An Iranian nuclear scientist who returned home last week from the United States provided valuable information about the CIA, a semiofficial news agency reported Wednesday, adding that his spy's tale would be made into a TV movie.
American authorities have claimed Shahram Amiri willingly defected to the U.S. but changed his mind and decided to return home without the $5 million he had been paid for what a U.S. official described as "significant" information about his country's disputed nuclear program.
The Fars news agency, which is close to Iran's powerful Revolutionary Guard, quoted an unidentified source as saying Iran's intelligence agents were in touch with Amiri while he was in the U.S. and that they won an intelligence battle against the CIA.
Iran has portrayed the return of Amiri as a blow to American intelligence services that it says were desperate for inside information on Iran's nuclear program. Iran has sought to make maximum propaganda gains from the affair, allowing journalists to cover Amiri's return, sending a senior Foreign Ministry official to greet him and preparing to make a movie about the story.

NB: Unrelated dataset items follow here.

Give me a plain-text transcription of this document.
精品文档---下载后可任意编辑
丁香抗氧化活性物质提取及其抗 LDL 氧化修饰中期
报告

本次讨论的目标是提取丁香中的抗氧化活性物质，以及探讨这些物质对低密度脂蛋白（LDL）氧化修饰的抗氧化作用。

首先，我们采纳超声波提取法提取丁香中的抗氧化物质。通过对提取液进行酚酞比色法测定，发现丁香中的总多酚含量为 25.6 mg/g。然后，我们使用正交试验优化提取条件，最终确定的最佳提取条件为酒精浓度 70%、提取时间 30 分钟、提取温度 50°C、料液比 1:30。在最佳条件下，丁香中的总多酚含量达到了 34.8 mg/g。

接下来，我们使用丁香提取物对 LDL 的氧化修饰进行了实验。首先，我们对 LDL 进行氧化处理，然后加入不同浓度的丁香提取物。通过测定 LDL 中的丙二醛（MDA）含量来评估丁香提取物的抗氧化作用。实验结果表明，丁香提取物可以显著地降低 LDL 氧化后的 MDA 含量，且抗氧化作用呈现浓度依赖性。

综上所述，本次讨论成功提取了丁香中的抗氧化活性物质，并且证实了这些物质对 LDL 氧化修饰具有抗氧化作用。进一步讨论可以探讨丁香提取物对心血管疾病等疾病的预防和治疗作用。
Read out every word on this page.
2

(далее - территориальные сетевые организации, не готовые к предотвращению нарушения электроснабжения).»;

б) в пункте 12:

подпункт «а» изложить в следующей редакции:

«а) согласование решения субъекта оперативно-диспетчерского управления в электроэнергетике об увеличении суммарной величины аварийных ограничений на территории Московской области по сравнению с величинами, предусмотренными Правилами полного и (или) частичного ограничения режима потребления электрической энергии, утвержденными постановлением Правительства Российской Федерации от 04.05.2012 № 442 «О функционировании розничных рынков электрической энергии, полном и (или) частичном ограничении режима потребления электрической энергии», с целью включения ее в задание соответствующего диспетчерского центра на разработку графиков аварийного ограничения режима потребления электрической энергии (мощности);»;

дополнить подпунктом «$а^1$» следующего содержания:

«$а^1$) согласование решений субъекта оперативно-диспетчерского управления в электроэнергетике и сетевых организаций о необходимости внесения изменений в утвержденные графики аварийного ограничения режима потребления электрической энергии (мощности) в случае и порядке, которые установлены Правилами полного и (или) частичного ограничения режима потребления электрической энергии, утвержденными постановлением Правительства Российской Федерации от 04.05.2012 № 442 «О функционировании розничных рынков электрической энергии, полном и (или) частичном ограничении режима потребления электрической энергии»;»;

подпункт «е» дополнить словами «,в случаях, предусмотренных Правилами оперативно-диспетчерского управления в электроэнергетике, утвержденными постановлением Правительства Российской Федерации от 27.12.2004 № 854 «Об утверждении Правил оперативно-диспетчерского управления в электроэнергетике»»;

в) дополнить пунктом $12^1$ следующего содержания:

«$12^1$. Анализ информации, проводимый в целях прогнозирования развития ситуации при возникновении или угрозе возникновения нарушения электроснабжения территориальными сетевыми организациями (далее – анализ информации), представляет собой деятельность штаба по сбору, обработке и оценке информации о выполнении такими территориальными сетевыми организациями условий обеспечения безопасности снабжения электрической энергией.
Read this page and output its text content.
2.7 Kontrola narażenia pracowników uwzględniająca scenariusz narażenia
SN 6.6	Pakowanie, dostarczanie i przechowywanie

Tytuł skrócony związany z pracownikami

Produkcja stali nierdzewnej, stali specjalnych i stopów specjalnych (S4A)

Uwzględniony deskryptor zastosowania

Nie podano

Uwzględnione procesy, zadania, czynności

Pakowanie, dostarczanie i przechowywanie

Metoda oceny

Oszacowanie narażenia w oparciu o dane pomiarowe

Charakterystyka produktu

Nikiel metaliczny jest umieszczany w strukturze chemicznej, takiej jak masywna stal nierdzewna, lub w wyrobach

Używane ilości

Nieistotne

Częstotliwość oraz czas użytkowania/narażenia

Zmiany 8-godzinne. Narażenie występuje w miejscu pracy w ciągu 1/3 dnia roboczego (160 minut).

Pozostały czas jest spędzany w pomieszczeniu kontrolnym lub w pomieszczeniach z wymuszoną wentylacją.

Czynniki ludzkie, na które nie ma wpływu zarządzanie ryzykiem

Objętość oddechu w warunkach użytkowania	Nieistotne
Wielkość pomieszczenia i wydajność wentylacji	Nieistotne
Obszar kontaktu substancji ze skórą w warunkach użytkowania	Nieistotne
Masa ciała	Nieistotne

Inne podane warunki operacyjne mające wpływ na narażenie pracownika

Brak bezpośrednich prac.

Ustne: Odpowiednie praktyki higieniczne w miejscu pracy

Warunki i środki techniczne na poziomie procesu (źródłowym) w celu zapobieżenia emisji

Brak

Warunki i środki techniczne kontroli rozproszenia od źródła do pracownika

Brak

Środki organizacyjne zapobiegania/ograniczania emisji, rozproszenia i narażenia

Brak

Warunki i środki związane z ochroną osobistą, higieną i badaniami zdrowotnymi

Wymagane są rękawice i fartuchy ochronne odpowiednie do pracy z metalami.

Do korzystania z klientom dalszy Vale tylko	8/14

"This was an intelligence battle between the CIA and us that was designed and managed by Iran," the source was quoted as saying. "We had set various goals in this battle and, by the grace of God, we achieved all our objectives without our rival getting any real victory."
Amiri claims he was kidnapped by American agents in May 2009 while on a pilgrimage to holy Muslim sites in Saudi Arabia.
The Fars report suggests Amiri had been planted to discover how much information the U.S. had gathered about Iran's nuclear program, which Washington believes is aimed at weapons production. Iran says its nuclear work is only for energy production and other peaceful purposes.
"We sought to obtain good information from inside the CIA. While Amiri was still in the U.S., we managed to establish contact with him in early 2010 and obtained very valuable information accordingly. He was managed and guided (by us)," the source told Fars.
The source said Amiri provided more information after his return to Iran last week.
"Iran's intelligence agencies now possess valuable details from inside the CIA, which is a great victory," it said.
To support the claim, the source mentioned the license plate numbers of two cars used by the CIA in Virginia, claiming that some CIA locations, individuals and contacts have been identified.
The source also claimed that the CIA has been blackmailed by various sources, including Iran's opposition group the People's Mujahedeen.
Fars also reported that an Iranian film company affiliated with Iran's state television plans to produce a TV movie about Amiri's case.
Amir Hossein Ashtianipour, director of Sima Film, was quoted by Fars as saying that a group of young graduates have been hired to write the script.
Meanwhile, Iran's nuclear agency said Wednesday it will conduct scientific studies for the construction of an experimental nuclear fusion reactor, an engineering challenge that no nation has yet overcome.
Iran is not known to have carried out anything but basic fusion research, and any advancement in the technology would be a significant achievement for Tehran's atomic program.
The world's physicists have been trying for half a century to create fusion, which produces no greenhouse gas emissions and only low levels of radioactive waste.
To meet the immense expense involved, the United States, the European Union, China, India, Russia, Japan and South Korea have teamed up to build an experimental fusion reactor in southern France.